Earlier this month, local police, backed by Interpol, fanned out across the Philippines, busting nearly 60 people allegedly connected to cyber “sextortion” syndicates. These groups, investigators say, tricked thousands of victims on at least four continents into participating in sexually explicit online videos and chats, only to then demand money from them to keep the material secret.
It was a crime nearly a century from being invented when the first International Criminal Police Congress gathered in Monaco in the spring of 1914, for a meeting that would ultimately result in the creation of the International Criminal Police Organization, more commonly known as Interpol (the organization traces its lineage to the conference, though Interpol itself wasn't established until 1923). At the time, European nations wanted to collaborate against anarchists and terrorists who were supposedly plotting the overthrow of the political order across the continent. Nowadays, Interpol has 190 member states and a much broader cast of shadowy transnational criminals to combat—from pharmaceutical counterfeiters to football-match fixers to a modern generation of terrorists.
The Philippines bust is just one high-profile case that Interpol has been involved in recently. From flagging stolen passports used on the missing Malaysia Airlines flight to offering help in locating the kidnapped Nigerian schoolgirls, the organization keeps popping up in the world’s most prominent investigations. All of which raises the question: What exactly has Interpol become, 100 years since it was set in motion? And is its model of international policing succeeding against today’s international criminals?
International policing predated the first modern attempts to forge an international government, reversing the standard state-level order of government first, then police. Interpol arose not as an arm of the United Nations, which wouldn’t be founded for another three decades, but through “a practical arrangement” between local police themselves, says Mathieu Deflem, a sociology professor at the University of South Carolina who has written widely on Interpol.

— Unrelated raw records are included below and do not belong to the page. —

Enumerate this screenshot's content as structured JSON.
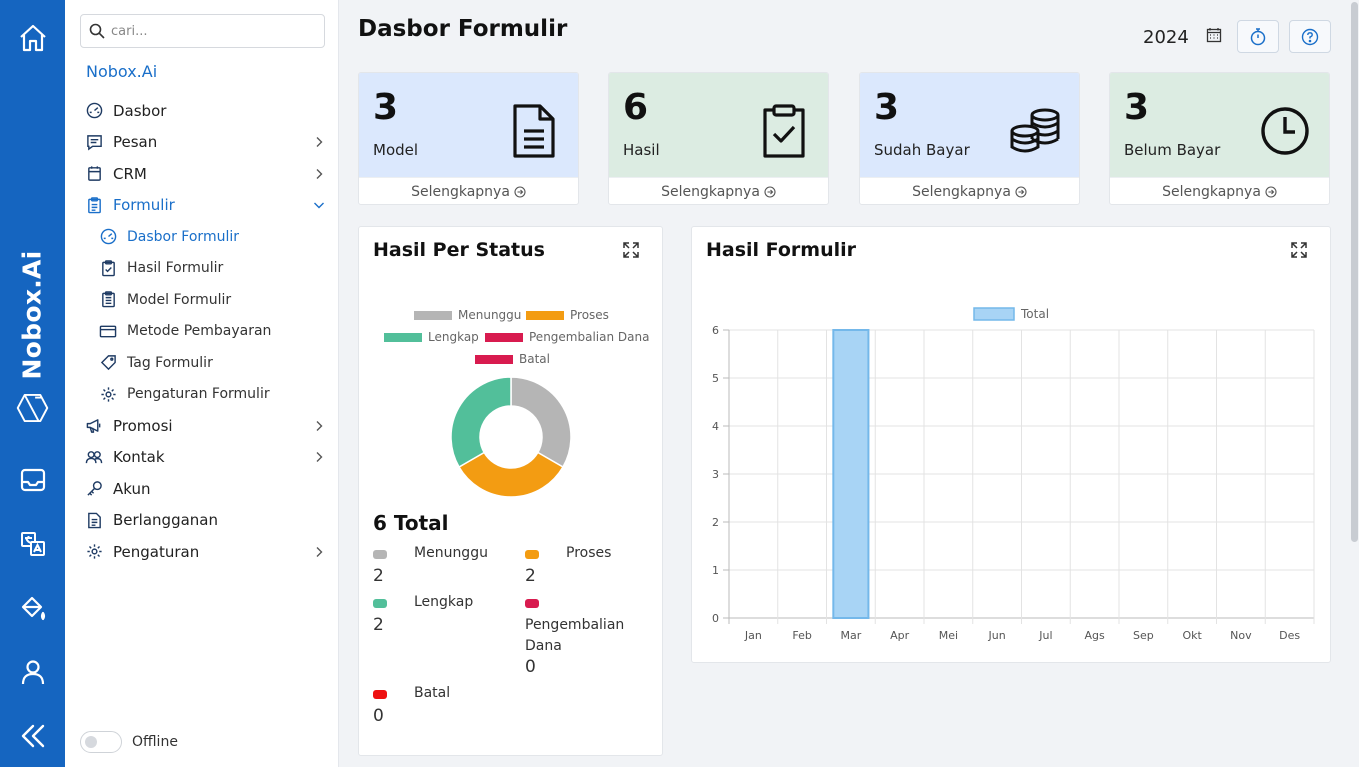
{
  "rail": {
    "brand": "Nobox.Ai",
    "icons": [
      "home-icon",
      "nobox-logo-icon",
      "inbox-icon",
      "translate-icon",
      "paint-bucket-icon",
      "user-icon",
      "collapse-icon"
    ]
  },
  "sidebar": {
    "search_placeholder": "cari...",
    "brand": "Nobox.Ai",
    "items": [
      {
        "label": "Dasbor",
        "icon": "gauge-icon"
      },
      {
        "label": "Pesan",
        "icon": "message-icon"
      },
      {
        "label": "CRM",
        "icon": "crm-icon"
      },
      {
        "label": "Formulir",
        "icon": "clipboard-icon"
      },
      {
        "label": "Dasbor Formulir",
        "icon": "gauge-icon"
      },
      {
        "label": "Hasil Formulir",
        "icon": "clipboard-check-icon"
      },
      {
        "label": "Model Formulir",
        "icon": "clipboard-list-icon"
      },
      {
        "label": "Metode Pembayaran",
        "icon": "credit-card-icon"
      },
      {
        "label": "Tag Formulir",
        "icon": "tag-icon"
      },
      {
        "label": "Pengaturan Formulir",
        "icon": "gear-icon"
      },
      {
        "label": "Promosi",
        "icon": "megaphone-icon"
      },
      {
        "label": "Kontak",
        "icon": "contacts-icon"
      },
      {
        "label": "Akun",
        "icon": "key-icon"
      },
      {
        "label": "Berlangganan",
        "icon": "document-icon"
      },
      {
        "label": "Pengaturan",
        "icon": "gear-icon"
      }
    ],
    "offline_label": "Offline"
  },
  "header": {
    "title": "Dasbor Formulir",
    "year": "2024"
  },
  "stats": [
    {
      "value": "3",
      "label": "Model",
      "more": "Selengkapnya",
      "icon": "document-icon",
      "bg": "#dbe8fd"
    },
    {
      "value": "6",
      "label": "Hasil",
      "more": "Selengkapnya",
      "icon": "clipboard-check-icon",
      "bg": "#dcece2"
    },
    {
      "value": "3",
      "label": "Sudah Bayar",
      "more": "Selengkapnya",
      "icon": "coins-icon",
      "bg": "#dbe8fd"
    },
    {
      "value": "3",
      "label": "Belum Bayar",
      "more": "Selengkapnya",
      "icon": "clock-icon",
      "bg": "#dcece2"
    }
  ],
  "status_card": {
    "title": "Hasil Per Status",
    "total": "6 Total",
    "legend": [
      "Menunggu",
      "Proses",
      "Lengkap",
      "Pengembalian Dana",
      "Batal"
    ],
    "items": [
      {
        "name": "Menunggu",
        "value": "2"
      },
      {
        "name": "Proses",
        "value": "2"
      },
      {
        "name": "Lengkap",
        "value": "2"
      },
      {
        "name": "Pengembalian Dana",
        "value": "0"
      },
      {
        "name": "Batal",
        "value": "0"
      }
    ]
  },
  "results_card": {
    "title": "Hasil Formulir"
  },
  "chart_data": [
    {
      "type": "pie",
      "title": "Hasil Per Status",
      "categories": [
        "Menunggu",
        "Proses",
        "Lengkap",
        "Pengembalian Dana",
        "Batal"
      ],
      "values": [
        2,
        2,
        2,
        0,
        0
      ],
      "colors": [
        "#b5b5b5",
        "#f39c12",
        "#52bf9a",
        "#d81b4f",
        "#d81b4f"
      ],
      "legend": "top"
    },
    {
      "type": "bar",
      "title": "Hasil Formulir",
      "categories": [
        "Jan",
        "Feb",
        "Mar",
        "Apr",
        "Mei",
        "Jun",
        "Jul",
        "Ags",
        "Sep",
        "Okt",
        "Nov",
        "Des"
      ],
      "series": [
        {
          "name": "Total",
          "values": [
            0,
            0,
            6,
            0,
            0,
            0,
            0,
            0,
            0,
            0,
            0,
            0
          ],
          "color": "#a8d4f5"
        }
      ],
      "ylim": [
        0,
        6
      ],
      "yticks": [
        "0",
        "1",
        "2",
        "3",
        "4",
        "5",
        "6"
      ],
      "grid": true,
      "legend": "top"
    }
  ]
}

The result, Deflem told me by email, was “a network of police from different nations, a collaborative organization.” Rather than creating a new breed of cop with a global beat and a responsibility for international law enforcement, Interpol established a mechanism for helping local police do their local jobs. As the anthropologist Meg Stalcup wrote last year in a fascinating history of the organization, “Interpol was not designed to act as a scaled-up version of local policing.”
In fact, the popular image of Interpol as a global police force chasing down jet-setting rogues with stacks of fake passports is a myth. Interpol officers do not bust down doors to apprehend dashing art thieves. There isn’t any such thing as an Interpol officer, and the people who work for Interpol can’t conduct investigations or make arrests. In the case of the sextortion rings, for example, Filipino cops were the ones hauling off the alleged cyberperps; Interpol just helped them know where to look for the suspects.
Interpol’s key role in that operation, as in others, was as an information clearinghouse. The organization, which is based in Lyon, France, performs this function both by maintaining international criminal databases and facilitating contacts among officers from different national police forces—tasks that have been greatly refined in recent years with advances in communications technology. Whereas Interpol’s big innovation of 1935 was an international radio network for police, today it has “I-24/7,” a secure communications network described as “a bit like a private Internet just for police.” This year, the organization will open a Global Complex for Innovation in Singapore as an R&D headquarters for combating cybercrime. At the lower-tech level, annual general-assembly meetings convene delegates from member countries to vote on policies and resources. Interpol’s National Central Bureaus in each member country serve as contact points among them, with actual law enforcement performed by the relevant national institutions.
It is this built-in notion of sovereignty that leaves Interpol better able than some other international organizations to function amid political tensions among, or even a lack of diplomatic relations between, its members (the U.S. is a member, as are Iran and Cuba). Interpol’s constitution emphasizes that the cooperation it facilitates must take place “within the limits of the laws existing in the different countries and in the spirit of the ‘Universal Declaration of Human Rights.’”
The other edge of this sword, however, is that these constraints limit Interpol’s practical utility. Deflem says that when national law-enforcement agencies do international work—for example, pursuing a fugitive who committed a crime at home and then fled overseas—they often prefer to partner directly with the relevant country rather than involving Interpol. Interpol’s size, he says, limits its value. Its resources—the organization had an operating budget of €70 million ($90 million) in 2012, the bulk of it provided by member countries based on their ability to pay—“are very minimal” compared to those of many local police forces. The entire staff, mostly international civil servants and police on loan from national police forces, is roughly 650 people. For comparison’s sake, the New York City Police Department had a budget of nearly $4.9 billion in fiscal year 2012, and it has about 34,500 uniformed officers.
Even so, Interpol has facilitated major law-enforcement successes, such as an operation last month that rescued 76 suspected child-trafficking victims in Ivory Coast. And one of its main services—issuing “notices” at the request of members to help locate fugitives or missing persons—is now widely used. In 2012, Interpol issued 8,100 Red Notices—notifications for the arrest and possible extradition of wanted persons. That represented a nearly sevenfold increase in the use of such notices since 2002.